Modern society is in dispute over the value and role of chivalry. Originally the medieval knights code of honour it today references a range of - usually male - behaviours. While some see these behaviours as the mindset of warmongers, glorifying violence and demeaning women, most see it as a courtesy and gentleness to women
Chivalry is not dead, it just looks different these days and because of its comparative rarity, it gets noticed.
Modern ‘Chivalric’ actions include: opening doors (especially car), matching the pace you eat to keep time with your date, suffering through a chick flick, an unexpected and thoughtful gift, walking on the outside of the pavement, putting your partners jacket on for them, offering your seat for an old man or a pregnant woman on a train, a thank you card (rather than a text) for a gift, calling when you say you will, checking you got home safe, paying the bill (though this is a social dilemma all of its own)...

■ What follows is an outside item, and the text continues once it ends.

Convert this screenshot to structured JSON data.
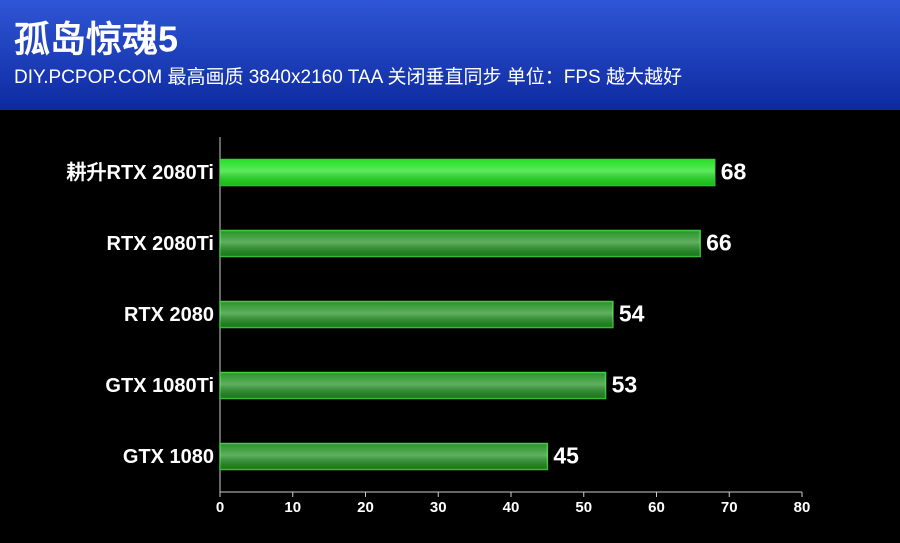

While often cited as chivalric, walking on the outside of the pavement needs addressing. In olden days, this was so slops thrown from windows fell on the man (because the second floors of houses literally hung over the street) rather than women and for the man to keep his sword arm free. Hands up if you think we’re past that now. Also worthy of attention is the once upon a time tell tale chivalric action of a man standing up when a woman walks into the room. This is increasingly contentious today - 2021 chivalry means respecting a woman’s strength and independence and this particular act probably needs consigning to the waste-bin of aristocratic drawing rooms and boys only public schools.

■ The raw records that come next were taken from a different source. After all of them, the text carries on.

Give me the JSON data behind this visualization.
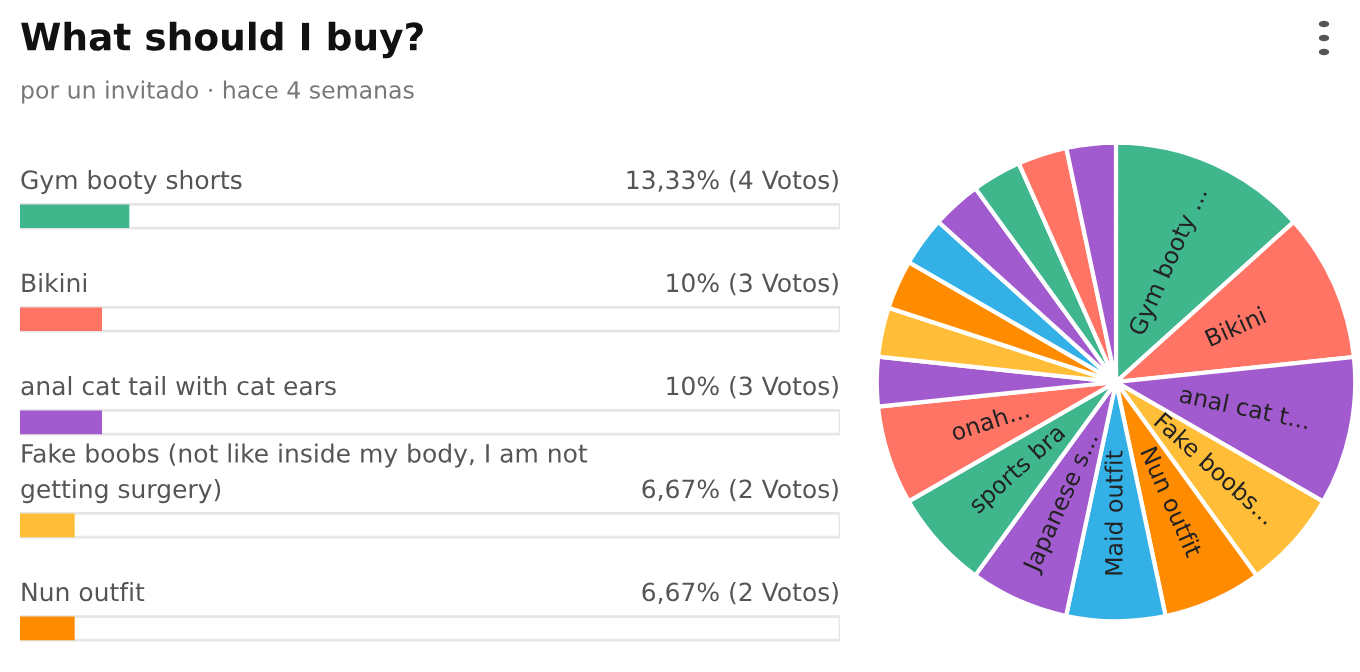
{
  "chart_data": [
    {
      "type": "bar",
      "title": "What should I buy?",
      "subtitle": "por un invitado · hace 4 semanas",
      "orientation": "horizontal",
      "xlim": [
        0,
        100
      ],
      "categories": [
        "Gym booty shorts",
        "Bikini",
        "anal cat tail with cat ears",
        "Fake boobs (not like inside my body, I am not getting surgery)",
        "Nun outfit"
      ],
      "values": [
        13.33,
        10,
        10,
        6.67,
        6.67
      ],
      "value_labels": [
        "13,33% (4 Votos)",
        "10% (3 Votos)",
        "10% (3 Votos)",
        "6,67% (2 Votos)",
        "6,67% (2 Votos)"
      ],
      "colors": [
        "#3fb68b",
        "#ff7465",
        "#a25bcf",
        "#ffbd38",
        "#ff8c00"
      ]
    },
    {
      "type": "pie",
      "categories": [
        "Gym booty ...",
        "Bikini",
        "anal cat t...",
        "Fake boobs...",
        "Nun outfit",
        "Maid outfit",
        "Japanese s...",
        "sports bra",
        "onah...",
        null,
        null,
        null,
        null,
        null,
        null,
        null,
        null
      ],
      "values": [
        13.33,
        10,
        10,
        6.67,
        6.67,
        6.67,
        6.67,
        6.67,
        6.67,
        3.33,
        3.33,
        3.33,
        3.33,
        3.33,
        3.33,
        3.33,
        3.33
      ],
      "colors": [
        "#3fb68b",
        "#ff7465",
        "#a25bcf",
        "#ffbd38",
        "#ff8c00",
        "#33b1e7",
        "#a25bcf",
        "#3fb68b",
        "#ff7465",
        "#a25bcf",
        "#ffbd38",
        "#ff8c00",
        "#33b1e7",
        "#a25bcf",
        "#3fb68b",
        "#ff7465",
        "#a25bcf"
      ]
    }
  ]
}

All of the above though are what can be termed ‘checklist’ chivalric actions, and while indicators of lifelong chivalry, are not what chivalry is all about.
The 'chivalrous gentleman’ or ‘gentle lady’ is an individual who uses courtesy and thoughtfulness to demonstrate respect, compassion and trust, not to score points or conceal their true intentions (for instance, wanting to have sex as soon as possible) in a new relationship.
If we are going to make romantic relationships work, shouldn’t we focus on the similarities between men and women, rather than the differences? A man or woman who is willing to consider the welfare of others, to make small sacrifices and to find ways to express respect and trust on a regular basis is far more worthy of chivalric intention than someone who pulls out the stops on a first date to appear like a white knight or genteel damsel.